Explore clustering algorithms in JavaScript and TypeScript with @kanaries/ml, including K-Means, DBSCAN, HDBSCAN, Mean Shift, OPTICS, and clustering utilities.

Module overview

The Clusters module groups unlabeled data into meaningful structure. It is useful for segmentation, exploratory analysis, anomaly-adjacent pattern discovery, and product workflows where you want to organize data before labels exist.

This module is a strong fit when:

  • you need customer, product, session, or event segmentation
  • you want to discover structure in embeddings or tabular features
  • you need to compare centroid-based clustering against density-based clustering

JavaScript implementation

@kanaries/ml provides clustering algorithms in JavaScript and TypeScript so teams can run segmentation logic directly in browser analysis tools and Node.js services. This is especially useful for interactive data products where clustering results need to feed straight into charts, filters, or downstream product actions without a separate Python backend.

If someone searches for "clustering in JavaScript", "K-Means in JavaScript", or "density clustering in TypeScript", this module is the right entry point.

Quick navigation

Clustering Algorithms Comparison

Compare different clustering algorithms on classic datasets. The datasets shown here are commonly used to demonstrate the strengths and weaknesses of different clustering approaches.

Algorithm Comparison Notes

K-Means

Assumes circular clusters and struggles with non-convex shapes. Works well when clusters are spherical and similar in size.

DBSCAN

Excellent for non-convex shapes and handles noise well. Requires tuning of epsilon and min_samples parameters.

OPTICS

Extension of DBSCAN that works with varying densities. Creates a reachability plot for cluster extraction.

Mean Shift

Finds clusters by shifting points towards modes of the data distribution.
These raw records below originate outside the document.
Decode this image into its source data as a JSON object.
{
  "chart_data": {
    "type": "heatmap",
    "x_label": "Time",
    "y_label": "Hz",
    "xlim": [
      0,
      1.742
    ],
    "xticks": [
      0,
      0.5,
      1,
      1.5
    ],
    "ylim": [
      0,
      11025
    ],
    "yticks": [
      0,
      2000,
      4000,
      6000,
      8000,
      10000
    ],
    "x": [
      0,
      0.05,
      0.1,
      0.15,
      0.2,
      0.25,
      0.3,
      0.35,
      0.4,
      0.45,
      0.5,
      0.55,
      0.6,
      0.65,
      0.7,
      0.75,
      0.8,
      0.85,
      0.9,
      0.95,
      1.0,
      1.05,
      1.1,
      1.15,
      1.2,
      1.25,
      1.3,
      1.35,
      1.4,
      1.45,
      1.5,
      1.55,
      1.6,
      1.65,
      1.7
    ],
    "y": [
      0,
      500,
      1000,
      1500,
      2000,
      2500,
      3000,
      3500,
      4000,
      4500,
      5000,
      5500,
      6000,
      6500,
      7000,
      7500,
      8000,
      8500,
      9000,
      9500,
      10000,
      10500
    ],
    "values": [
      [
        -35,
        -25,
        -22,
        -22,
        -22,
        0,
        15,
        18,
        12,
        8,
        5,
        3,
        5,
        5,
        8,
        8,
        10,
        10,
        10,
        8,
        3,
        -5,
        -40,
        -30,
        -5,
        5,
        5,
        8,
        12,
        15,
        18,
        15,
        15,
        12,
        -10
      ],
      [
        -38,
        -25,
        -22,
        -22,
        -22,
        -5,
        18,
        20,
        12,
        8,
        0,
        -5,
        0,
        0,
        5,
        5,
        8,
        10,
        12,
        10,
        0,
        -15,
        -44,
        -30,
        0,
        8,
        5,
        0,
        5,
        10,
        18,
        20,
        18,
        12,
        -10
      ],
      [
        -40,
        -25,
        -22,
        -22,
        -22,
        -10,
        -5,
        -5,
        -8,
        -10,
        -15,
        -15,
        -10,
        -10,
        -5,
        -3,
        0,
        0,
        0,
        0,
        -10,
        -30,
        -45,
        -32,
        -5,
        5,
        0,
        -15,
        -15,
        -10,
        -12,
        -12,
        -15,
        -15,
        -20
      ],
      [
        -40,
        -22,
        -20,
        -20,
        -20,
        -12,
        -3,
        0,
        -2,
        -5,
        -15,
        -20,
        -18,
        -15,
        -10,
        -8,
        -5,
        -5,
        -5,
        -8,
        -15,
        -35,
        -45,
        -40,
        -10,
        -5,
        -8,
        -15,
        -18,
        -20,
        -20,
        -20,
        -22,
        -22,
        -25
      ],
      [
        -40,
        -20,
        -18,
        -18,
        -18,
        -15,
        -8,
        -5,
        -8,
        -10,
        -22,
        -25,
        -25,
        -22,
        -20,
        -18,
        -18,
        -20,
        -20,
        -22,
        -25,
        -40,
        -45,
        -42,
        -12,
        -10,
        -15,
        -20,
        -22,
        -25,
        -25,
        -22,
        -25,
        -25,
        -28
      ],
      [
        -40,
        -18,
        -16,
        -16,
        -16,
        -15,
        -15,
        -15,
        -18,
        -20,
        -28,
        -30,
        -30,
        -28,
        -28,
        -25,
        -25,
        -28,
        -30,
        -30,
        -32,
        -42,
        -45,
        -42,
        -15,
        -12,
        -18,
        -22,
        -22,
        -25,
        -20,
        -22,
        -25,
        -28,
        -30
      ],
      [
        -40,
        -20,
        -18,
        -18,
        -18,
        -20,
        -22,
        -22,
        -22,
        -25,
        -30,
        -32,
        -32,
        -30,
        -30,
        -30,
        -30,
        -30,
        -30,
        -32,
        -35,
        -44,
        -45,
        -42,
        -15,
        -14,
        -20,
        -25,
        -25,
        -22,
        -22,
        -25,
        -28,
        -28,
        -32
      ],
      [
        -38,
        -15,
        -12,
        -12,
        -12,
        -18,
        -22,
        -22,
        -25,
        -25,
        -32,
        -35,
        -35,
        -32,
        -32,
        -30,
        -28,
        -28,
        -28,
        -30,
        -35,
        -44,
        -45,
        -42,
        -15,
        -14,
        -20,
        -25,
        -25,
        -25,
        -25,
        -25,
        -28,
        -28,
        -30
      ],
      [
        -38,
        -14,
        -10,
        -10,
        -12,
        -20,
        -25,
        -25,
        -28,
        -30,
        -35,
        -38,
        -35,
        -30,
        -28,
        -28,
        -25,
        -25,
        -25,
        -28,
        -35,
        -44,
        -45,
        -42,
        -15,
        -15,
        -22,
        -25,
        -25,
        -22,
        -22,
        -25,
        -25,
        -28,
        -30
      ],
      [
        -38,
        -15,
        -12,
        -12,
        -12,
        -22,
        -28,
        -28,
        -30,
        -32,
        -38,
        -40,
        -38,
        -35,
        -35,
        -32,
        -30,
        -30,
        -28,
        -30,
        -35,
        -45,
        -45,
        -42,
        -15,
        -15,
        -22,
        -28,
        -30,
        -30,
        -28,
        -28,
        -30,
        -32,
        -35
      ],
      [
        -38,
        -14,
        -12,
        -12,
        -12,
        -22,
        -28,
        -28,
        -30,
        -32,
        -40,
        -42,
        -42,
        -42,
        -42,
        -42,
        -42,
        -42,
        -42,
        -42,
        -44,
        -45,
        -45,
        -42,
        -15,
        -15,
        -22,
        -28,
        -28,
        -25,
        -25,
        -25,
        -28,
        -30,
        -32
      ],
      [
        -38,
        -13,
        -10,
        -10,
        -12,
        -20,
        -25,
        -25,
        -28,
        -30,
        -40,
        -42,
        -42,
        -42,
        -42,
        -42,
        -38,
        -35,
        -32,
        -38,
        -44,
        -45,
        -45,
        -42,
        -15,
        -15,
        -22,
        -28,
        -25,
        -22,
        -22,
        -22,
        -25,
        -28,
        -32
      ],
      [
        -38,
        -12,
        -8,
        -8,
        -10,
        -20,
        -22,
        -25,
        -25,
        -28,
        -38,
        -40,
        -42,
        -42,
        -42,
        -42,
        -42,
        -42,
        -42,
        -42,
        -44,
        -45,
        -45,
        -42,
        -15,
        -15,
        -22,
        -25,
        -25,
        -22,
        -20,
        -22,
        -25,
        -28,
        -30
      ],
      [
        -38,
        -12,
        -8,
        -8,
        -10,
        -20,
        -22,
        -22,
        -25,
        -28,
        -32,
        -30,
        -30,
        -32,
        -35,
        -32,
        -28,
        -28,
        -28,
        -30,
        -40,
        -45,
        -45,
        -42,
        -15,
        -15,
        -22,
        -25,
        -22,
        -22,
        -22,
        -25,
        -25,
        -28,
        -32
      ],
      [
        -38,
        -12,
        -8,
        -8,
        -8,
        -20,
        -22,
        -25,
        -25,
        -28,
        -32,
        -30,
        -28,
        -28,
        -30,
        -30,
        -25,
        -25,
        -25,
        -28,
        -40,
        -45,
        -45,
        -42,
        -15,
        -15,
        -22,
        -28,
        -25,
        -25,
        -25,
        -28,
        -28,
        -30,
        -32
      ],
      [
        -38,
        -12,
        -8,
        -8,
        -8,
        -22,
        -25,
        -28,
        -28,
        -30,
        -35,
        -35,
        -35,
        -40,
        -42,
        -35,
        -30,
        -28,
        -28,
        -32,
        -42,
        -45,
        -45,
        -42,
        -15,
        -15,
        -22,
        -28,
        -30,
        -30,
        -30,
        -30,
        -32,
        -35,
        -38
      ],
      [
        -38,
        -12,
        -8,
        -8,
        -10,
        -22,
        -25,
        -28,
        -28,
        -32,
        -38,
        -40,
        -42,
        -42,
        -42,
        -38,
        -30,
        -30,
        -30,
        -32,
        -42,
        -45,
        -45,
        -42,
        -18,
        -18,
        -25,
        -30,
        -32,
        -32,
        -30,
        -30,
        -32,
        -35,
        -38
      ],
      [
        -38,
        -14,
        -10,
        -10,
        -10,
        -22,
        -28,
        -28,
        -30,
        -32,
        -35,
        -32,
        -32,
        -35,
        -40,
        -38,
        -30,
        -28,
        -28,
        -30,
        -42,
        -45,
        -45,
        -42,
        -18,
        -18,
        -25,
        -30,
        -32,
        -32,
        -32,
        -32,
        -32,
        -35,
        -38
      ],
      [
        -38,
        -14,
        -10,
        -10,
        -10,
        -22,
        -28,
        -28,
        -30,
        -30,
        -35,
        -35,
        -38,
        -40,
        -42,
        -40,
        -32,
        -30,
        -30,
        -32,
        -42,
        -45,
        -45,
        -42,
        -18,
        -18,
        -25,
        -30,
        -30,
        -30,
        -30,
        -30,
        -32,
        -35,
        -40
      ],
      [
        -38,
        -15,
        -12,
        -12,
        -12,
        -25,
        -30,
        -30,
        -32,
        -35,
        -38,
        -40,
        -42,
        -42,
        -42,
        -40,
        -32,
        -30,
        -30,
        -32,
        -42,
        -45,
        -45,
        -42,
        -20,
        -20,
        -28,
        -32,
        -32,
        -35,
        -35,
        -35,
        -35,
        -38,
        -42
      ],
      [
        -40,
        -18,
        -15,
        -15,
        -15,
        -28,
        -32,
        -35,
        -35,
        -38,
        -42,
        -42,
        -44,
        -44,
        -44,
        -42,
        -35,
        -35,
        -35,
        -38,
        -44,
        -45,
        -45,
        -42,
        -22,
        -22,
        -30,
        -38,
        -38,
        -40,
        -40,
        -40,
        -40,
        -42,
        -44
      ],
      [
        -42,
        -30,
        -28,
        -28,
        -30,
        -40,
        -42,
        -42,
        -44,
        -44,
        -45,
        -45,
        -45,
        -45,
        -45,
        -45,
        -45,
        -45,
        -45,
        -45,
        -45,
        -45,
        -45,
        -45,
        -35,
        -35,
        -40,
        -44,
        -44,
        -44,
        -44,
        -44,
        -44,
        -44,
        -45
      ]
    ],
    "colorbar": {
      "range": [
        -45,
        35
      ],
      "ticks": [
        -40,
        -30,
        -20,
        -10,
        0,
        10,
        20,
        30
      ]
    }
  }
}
Automatically determines cluster count.

HDBSCAN

Hierarchical extension of DBSCAN that works well with varying densities and hierarchical cluster structures.

  • K-Means: centroid-based clustering when cluster count is known or estimated
  • DBScan: density-based clustering with explicit radius and noise labels
  • HDBSCAN: density-based clustering when cluster count is unknown and noise matters
  • Mean Shift: mode-seeking clustering without predefining cluster count
  • OPTICS: density-based clustering for irregular cluster shapes
  • k-means++ Initialization: improved centroid seeding for K-Means pipelines

Detailed module guide

How to choose an algorithm

  1. Start with K-Means when clusters are roughly compact and you can choose k.
  2. Use DBScan when you can choose a meaningful neighborhood radius.
  3. Use HDBSCAN or OPTICS when clusters are irregular or noisy.
  4. Use Mean Shift when you want clustering around dense modes without committing to a cluster count up front.

JavaScript deployment notes

  • Normalize features before clustering so distance behaves consistently.
  • For browser tools, run larger clustering jobs outside the main thread when responsiveness matters.
  • Benchmark both cluster quality and runtime cost because the best algorithm depends heavily on shape, scale, and noise.